Moser is taking advantage of the two-week break he gets from school to work potato harvest.  One of his jobs is sorting through potatoes as they roll through the conveyer belt. He picks out rocks, dirt clods, vines and rotten potatoes.

“Because if they get in the cellar, usually the rotten potatoes will spread and it will infect other potatoes in the area, and if rocks get in they could fall of the piler and split open potatoes, and we only want the best potatoes in the cellar to be able to be sold,” says Moser.

Kim Wahlen owns Wahlen Farms. He has been farming for 35 years and says he grew up having a love for potatoes. He says it’s a complicated and lengthy process to bring in the potatoes from the field.

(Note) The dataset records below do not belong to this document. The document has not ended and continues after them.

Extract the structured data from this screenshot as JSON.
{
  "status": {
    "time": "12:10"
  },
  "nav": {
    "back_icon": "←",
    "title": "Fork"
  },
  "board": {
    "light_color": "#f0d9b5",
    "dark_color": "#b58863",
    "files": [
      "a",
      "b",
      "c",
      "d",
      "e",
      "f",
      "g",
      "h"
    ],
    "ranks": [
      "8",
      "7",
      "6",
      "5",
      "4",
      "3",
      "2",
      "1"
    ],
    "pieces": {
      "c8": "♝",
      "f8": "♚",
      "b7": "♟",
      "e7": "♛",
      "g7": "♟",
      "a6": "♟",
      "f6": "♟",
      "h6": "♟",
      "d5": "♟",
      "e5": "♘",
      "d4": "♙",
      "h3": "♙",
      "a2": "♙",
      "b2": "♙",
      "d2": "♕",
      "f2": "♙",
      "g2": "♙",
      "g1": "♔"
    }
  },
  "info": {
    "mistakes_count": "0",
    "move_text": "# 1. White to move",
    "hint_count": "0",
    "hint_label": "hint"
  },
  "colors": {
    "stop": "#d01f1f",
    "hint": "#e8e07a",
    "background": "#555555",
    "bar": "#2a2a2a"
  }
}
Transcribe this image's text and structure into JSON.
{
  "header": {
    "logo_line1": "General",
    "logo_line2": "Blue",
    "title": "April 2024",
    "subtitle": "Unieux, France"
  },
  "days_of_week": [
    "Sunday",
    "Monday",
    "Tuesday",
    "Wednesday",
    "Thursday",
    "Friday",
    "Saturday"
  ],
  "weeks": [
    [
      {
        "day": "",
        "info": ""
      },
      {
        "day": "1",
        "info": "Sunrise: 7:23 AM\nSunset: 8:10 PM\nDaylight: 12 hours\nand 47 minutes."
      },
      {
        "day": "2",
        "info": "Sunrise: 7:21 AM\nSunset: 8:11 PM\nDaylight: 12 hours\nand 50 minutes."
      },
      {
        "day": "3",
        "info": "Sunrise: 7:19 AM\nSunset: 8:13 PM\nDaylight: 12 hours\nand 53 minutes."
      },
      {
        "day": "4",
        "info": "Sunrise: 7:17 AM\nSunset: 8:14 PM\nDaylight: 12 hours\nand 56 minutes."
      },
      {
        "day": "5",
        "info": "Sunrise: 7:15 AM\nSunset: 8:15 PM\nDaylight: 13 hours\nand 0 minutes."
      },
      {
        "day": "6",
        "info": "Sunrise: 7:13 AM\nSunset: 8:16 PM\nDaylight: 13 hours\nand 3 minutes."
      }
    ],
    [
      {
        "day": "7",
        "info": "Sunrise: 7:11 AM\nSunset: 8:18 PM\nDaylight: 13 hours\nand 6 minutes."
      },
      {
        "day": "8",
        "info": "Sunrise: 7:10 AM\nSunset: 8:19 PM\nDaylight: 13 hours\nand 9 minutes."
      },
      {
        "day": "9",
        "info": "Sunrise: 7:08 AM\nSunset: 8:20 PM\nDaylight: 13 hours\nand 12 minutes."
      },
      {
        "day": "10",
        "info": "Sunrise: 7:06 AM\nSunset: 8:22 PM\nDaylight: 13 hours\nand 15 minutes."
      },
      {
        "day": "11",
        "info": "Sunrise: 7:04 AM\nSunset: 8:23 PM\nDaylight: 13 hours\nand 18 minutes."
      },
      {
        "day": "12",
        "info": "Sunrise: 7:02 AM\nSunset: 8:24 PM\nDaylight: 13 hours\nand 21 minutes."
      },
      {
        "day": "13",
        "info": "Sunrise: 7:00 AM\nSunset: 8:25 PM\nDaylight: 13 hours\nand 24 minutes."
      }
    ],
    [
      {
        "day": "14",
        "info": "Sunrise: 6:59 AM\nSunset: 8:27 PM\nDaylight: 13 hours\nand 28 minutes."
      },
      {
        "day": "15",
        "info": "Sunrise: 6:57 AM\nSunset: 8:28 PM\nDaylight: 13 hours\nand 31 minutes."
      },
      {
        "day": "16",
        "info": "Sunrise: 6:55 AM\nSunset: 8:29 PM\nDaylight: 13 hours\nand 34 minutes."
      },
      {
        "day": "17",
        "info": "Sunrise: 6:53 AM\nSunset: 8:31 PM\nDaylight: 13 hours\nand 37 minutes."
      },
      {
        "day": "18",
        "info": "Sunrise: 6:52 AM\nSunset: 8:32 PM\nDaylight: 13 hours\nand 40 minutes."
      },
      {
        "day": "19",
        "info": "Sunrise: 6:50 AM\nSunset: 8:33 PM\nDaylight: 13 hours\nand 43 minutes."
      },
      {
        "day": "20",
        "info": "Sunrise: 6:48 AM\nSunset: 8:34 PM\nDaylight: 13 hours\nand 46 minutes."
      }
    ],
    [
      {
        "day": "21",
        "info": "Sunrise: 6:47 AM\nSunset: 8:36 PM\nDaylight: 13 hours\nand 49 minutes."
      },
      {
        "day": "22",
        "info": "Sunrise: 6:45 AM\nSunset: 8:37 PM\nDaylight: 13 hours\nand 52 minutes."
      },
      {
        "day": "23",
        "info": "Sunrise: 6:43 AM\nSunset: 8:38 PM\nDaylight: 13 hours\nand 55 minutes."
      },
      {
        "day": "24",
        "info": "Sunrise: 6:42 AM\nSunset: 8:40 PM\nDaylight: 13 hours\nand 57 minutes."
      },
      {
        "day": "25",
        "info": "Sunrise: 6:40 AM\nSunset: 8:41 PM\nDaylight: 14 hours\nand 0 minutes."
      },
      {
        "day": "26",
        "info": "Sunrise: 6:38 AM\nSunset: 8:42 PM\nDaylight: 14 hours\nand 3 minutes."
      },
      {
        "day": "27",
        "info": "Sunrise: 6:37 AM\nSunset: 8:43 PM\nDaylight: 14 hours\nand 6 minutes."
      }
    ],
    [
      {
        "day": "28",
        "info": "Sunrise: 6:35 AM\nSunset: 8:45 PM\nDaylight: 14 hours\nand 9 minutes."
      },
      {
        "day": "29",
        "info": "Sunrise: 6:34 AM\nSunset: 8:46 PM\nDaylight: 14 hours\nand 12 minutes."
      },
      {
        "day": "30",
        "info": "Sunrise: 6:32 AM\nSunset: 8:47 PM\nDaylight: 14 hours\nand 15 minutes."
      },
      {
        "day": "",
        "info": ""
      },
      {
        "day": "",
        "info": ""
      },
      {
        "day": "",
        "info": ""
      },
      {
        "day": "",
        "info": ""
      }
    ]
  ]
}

“Potato harvest takes a lot of detail,” says Wahlen. “I think the average person doesn’t know what all goes into harvesting a potato crop because you have to know a little about a lot of things.”

Wahlen says the harvest is a culmination of what they work for all year.

“Everything we do in the winter and the spring and the summer is to have a good harvest,” says Wahlen. “Then we have about a three-week span to harvest it in and there is a lot of pressure and time is a big deal.”

Wahlen says they employ about 85 workers during harvest, 10 of whom are school kids.

The harvest break for Aberdeen students runs about two weeks, and they are scheduled to head back to class Oct. 7.